Showing posts with label relationship. Show all posts
Showing posts with label relationship. Show all posts

Sunday, March 19, 2017

Food Poisoning, Part II

Thankfully, I am now recovered fully from the bout of food poisoning that I blogged about last week. I am not going to belabor this topic too much, but I feel there is one more side-note to this sorry saga. I knew pretty much immediately that I had eaten something that did not agree with me. I had a soup and salad and it was likely the soup that got me but the salad was the second thing I ate and even now, the thought of a Waldorf Salad skives me out. When I had food poisoning once before, we suspect it was a sandwich from Panera but it was cupcakes that skived me out then because it was the last thing I ate before all rumblings broke loose (you know what I mean).


Sometimes root issues manifest themselves to the second one in line. I may have a particularly bad day and I take it out on those closest to me. They are not the cause; they are simply the burden carrier. We know we can be transparent with them and sometimes they take the fall because they are just there in the aftermath. I know there are many times where I take my own baggage onto Deb (today is her birthday by the way) even though she is far from being the cause of my own frustration. My Waldorf salad was an innocent bystander of my contamination. A by-product of relationships is this diffusion of the stain of sin. I could be having the roughest of times but I know I have relationships that just seem to ease the problems.

Deb and I watched the movie "Fences" last night and Rose (Viola Davis) is a perfect example of this type of relationship.  Troy, (Denzel Washington) to whom she is married to is often despicable. He is always having bad days as he bemoans what he could have been and time and time again. Yet she is there for him even as he remains a despicable character. God has wired us for relationship even knowing we bear burdens of others.

Sunday, September 18, 2016

I Like You

My wife and I have a strange, but nice pattern where when we encounter each other, we say "I Like You". What we are saying is that we appreciate the strengths and the mutual affection we have for each other. This phrase "I Like You" does not replace love. Love is an act of the will and has nothing to do with the other person. My wife could be completely unresponsive and I would still love her. But in saying "I Like You", I am saying I appreciate all that is contained in her being. This is consistent with the words for love in the bible. The word agape refers to the unconditional love, the covenant commitment love whereas phileo refers to brotherly affection or the Greek word equivalent of like.

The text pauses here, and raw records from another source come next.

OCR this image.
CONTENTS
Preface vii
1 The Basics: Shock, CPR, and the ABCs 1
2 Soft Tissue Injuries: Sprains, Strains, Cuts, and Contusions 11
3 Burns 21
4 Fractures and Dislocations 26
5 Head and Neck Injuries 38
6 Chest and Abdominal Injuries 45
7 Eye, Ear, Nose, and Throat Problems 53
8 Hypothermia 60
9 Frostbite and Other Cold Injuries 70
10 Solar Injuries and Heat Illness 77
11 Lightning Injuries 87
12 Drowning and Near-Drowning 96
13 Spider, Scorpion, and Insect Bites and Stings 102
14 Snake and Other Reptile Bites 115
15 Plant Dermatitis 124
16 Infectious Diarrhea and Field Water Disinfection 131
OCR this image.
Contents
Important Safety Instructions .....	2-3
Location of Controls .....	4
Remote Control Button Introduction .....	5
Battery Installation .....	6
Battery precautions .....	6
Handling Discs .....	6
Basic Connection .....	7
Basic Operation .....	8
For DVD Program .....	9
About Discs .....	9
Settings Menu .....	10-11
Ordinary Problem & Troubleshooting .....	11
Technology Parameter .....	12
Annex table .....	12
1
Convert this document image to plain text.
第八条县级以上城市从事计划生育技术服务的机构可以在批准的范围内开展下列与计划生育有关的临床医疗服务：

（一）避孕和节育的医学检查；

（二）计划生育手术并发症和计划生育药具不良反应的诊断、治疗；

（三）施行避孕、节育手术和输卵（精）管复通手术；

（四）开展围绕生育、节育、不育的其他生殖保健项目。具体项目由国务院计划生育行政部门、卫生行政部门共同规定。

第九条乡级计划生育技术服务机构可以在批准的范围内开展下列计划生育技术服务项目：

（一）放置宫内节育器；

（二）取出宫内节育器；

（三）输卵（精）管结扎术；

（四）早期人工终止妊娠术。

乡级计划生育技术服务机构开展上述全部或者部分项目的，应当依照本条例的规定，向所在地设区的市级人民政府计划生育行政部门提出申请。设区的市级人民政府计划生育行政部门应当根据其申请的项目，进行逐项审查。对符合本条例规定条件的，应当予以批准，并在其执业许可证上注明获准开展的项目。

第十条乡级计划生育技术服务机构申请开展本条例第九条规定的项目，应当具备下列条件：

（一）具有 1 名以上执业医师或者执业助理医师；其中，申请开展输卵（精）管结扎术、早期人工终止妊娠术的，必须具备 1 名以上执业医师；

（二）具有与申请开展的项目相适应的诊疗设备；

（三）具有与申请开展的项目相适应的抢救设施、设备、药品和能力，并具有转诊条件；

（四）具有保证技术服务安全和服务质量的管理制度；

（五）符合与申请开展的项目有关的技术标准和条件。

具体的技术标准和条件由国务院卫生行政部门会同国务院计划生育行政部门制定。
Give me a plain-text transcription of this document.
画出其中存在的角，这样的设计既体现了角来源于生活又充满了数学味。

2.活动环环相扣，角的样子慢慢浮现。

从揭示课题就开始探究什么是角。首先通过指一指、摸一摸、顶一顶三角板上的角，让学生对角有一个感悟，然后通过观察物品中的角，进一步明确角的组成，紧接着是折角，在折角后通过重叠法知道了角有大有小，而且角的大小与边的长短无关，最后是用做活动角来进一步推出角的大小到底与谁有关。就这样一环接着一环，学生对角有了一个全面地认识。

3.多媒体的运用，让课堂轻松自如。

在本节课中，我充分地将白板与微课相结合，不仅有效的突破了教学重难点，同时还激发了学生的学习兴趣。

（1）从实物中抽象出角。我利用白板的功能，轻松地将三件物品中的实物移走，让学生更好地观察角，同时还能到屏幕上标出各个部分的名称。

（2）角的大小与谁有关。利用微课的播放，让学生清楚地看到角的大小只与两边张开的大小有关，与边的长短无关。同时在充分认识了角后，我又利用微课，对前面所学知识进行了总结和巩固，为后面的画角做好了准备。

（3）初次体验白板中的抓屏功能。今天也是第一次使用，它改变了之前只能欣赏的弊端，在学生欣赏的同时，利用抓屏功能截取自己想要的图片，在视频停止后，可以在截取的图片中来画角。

I have started to use my Fitbit more. The other day I realized something. After I charge the Fitbit up fully, it flashes on the screen "I Like You". Wow, I did not realize my Fitbit likes me. I could sit on my lazy butt for weeks on end and after I charge my Fitbit, it will still say "I Like You". That is not agape love or phileo love, but self-love. The programmers of the Fitbit software (it's always the software) figured out that we better put motivational concepts in or people will get discouraged or apathetic.


It got my thinking how many people confuse self-love with brotherly love, or even worse with covenant love. Self love can never stand alone. The bible says to "let another praise you and not your own mouth" (Proverbs 27:2). I can come up with all my own motivational statements all day long but in the end, I must have someone else to admire something in me, even when I am a complete screw-up. God has wired us to long for the affection and admiration of others. It is part of what keeps us in relationship.